On Wednesday, Falcons quarterback Michael Penix Jr. said some thing that made a bit of a stir. It seemed overblown at the time, which kept it from making the cut for a blurb in this specific piece of digital real estate.
Falcons coach Raheem Morris agreed, and his Friday comments on the topic were sufficiently strong to put the issue on the radar screen.
Here’s the background. During his midweek press conference, Penix was asked where he goes for advice. He mentioned his fiancé and his “quarterback coaches back at home” who give him tips on things that need to be cleaned up. Some reacted to the remarks as an indictment of the Atlanta coaching staff, since he didn’t say he turns to any of them for help.
That’s a stretch. He works directly with them. They work directly with him. Without something more explicit and specific, the clip doesn’t go nearly far enough to suggest he’s getting no help from the people who are paid to give it to him.

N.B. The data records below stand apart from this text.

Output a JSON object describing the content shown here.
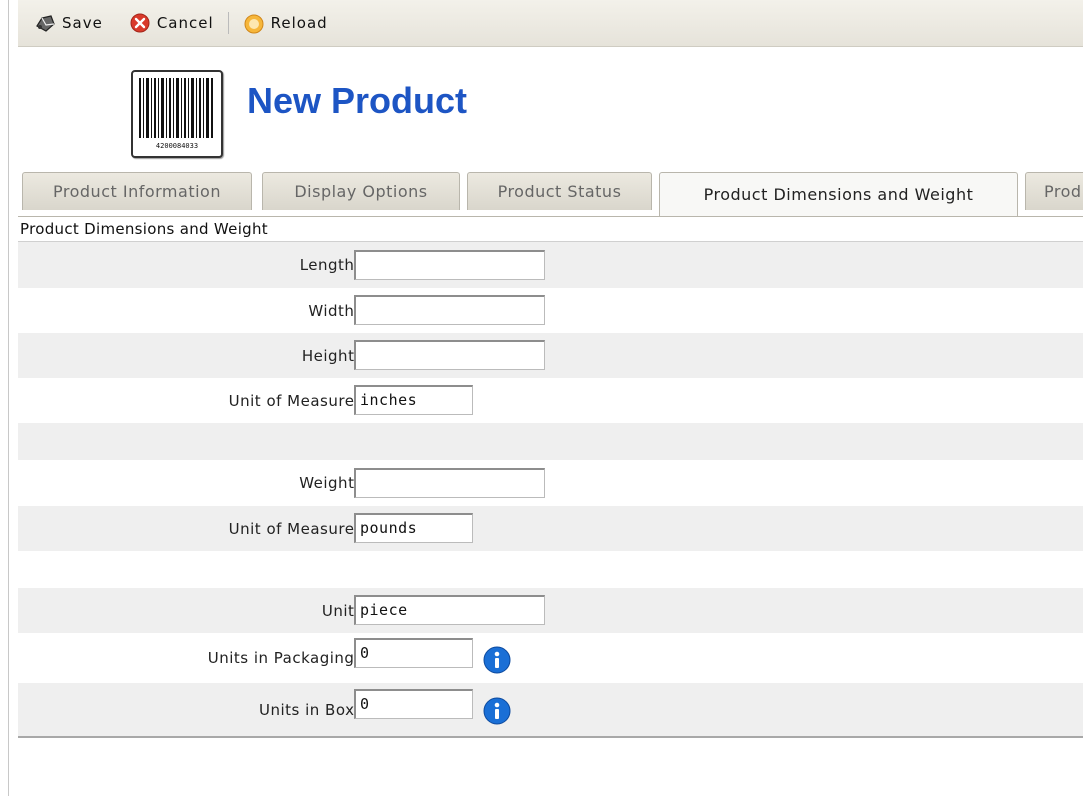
{
  "toolbar": {
    "save_label": "Save",
    "cancel_label": "Cancel",
    "reload_label": "Reload"
  },
  "header": {
    "title": "New Product",
    "barcode_digits": "4200084033"
  },
  "tabs": [
    {
      "label": "Product Information"
    },
    {
      "label": "Display Options"
    },
    {
      "label": "Product Status"
    },
    {
      "label": "Product Dimensions and Weight",
      "active": true
    },
    {
      "label": "Prod"
    }
  ],
  "panel": {
    "heading": "Product Dimensions and Weight",
    "length_label": "Length:",
    "length_value": "",
    "width_label": "Width:",
    "width_value": "",
    "height_label": "Height:",
    "height_value": "",
    "dim_unit_label": "Unit of Measure:",
    "dim_unit_value": "inches",
    "weight_label": "Weight:",
    "weight_value": "",
    "weight_unit_label": "Unit of Measure:",
    "weight_unit_value": "pounds",
    "unit_label": "Unit:",
    "unit_value": "piece",
    "units_packaging_label": "Units in Packaging:",
    "units_packaging_value": "0",
    "units_box_label": "Units in Box:",
    "units_box_value": "0"
  },
  "icons": [
    "save-icon",
    "cancel-icon",
    "reload-icon",
    "barcode-icon",
    "info-icon"
  ],
  "colors": {
    "title": "#1d55c4",
    "info": "#1a6fd6",
    "cancel": "#d93a2b",
    "reload": "#f0a020"
  }
}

Via Marc Raimondi of ESPN.com, Morris took issue with the situation on Friday. Morris called the response to Penix’s comments “a joke,” and that it “lets you down” regarding the manner in which people take snippets and stretch them into something more than what they are.
“Stop looking for stuff on a young man,” Morris said, via Raimondi. “You don’t need this stuff on him. It is what it is. But all of those things people do, it doesn’t matter to affect this building.
“I just feel bad for the kid. I don’t want the kid having to deal with stuff that doesn’t matter or stuff that’s not real. . . . Let his problems be his problems, like third downs. Let’s fix those. Don’t make up [a thing] that doesn’t exist.”
Penix, per Raimondi, was asked on Friday whether he wanted to clarify the comments. Penix declined, saying that everyone within the organization knows the truth.
Morris added that he and Penix made light of the situation this week, adding that Penix’s internal resources include, beyond Morris himself, offensive coordinator Zac Robinson, quarterbacks coach D.J. Williams, passing game coordinator/receivers coach T.J. Yates, and senior offensive assistant Ken Zampese. Morris also said that veteran quarterback Kirk Cousins, the team’s No. 2 quarterback, helps Penix.
For Williams’s part, he said on Friday that he talks to Penix and the team’s other quarterbacks more than he talks to his own children, and that Williams hasn’t even mentioned the supposedly controversial remarks to Penix.
Regardless, the Falcons have been wildly inconsistent this year. For every impressive performance (prime-time wins over the Vikings and Bills), there’s at least one clunker (blowout losses to the Panthers and Dolphins).
It all adds up to six losses in nine games. An “L” at home to Carolina on Sunday will drop the Falcons to 3-7. That seventh loss (and fourth in a row) could become the de facto death knell for the Falcons’ flickering postseason hopes.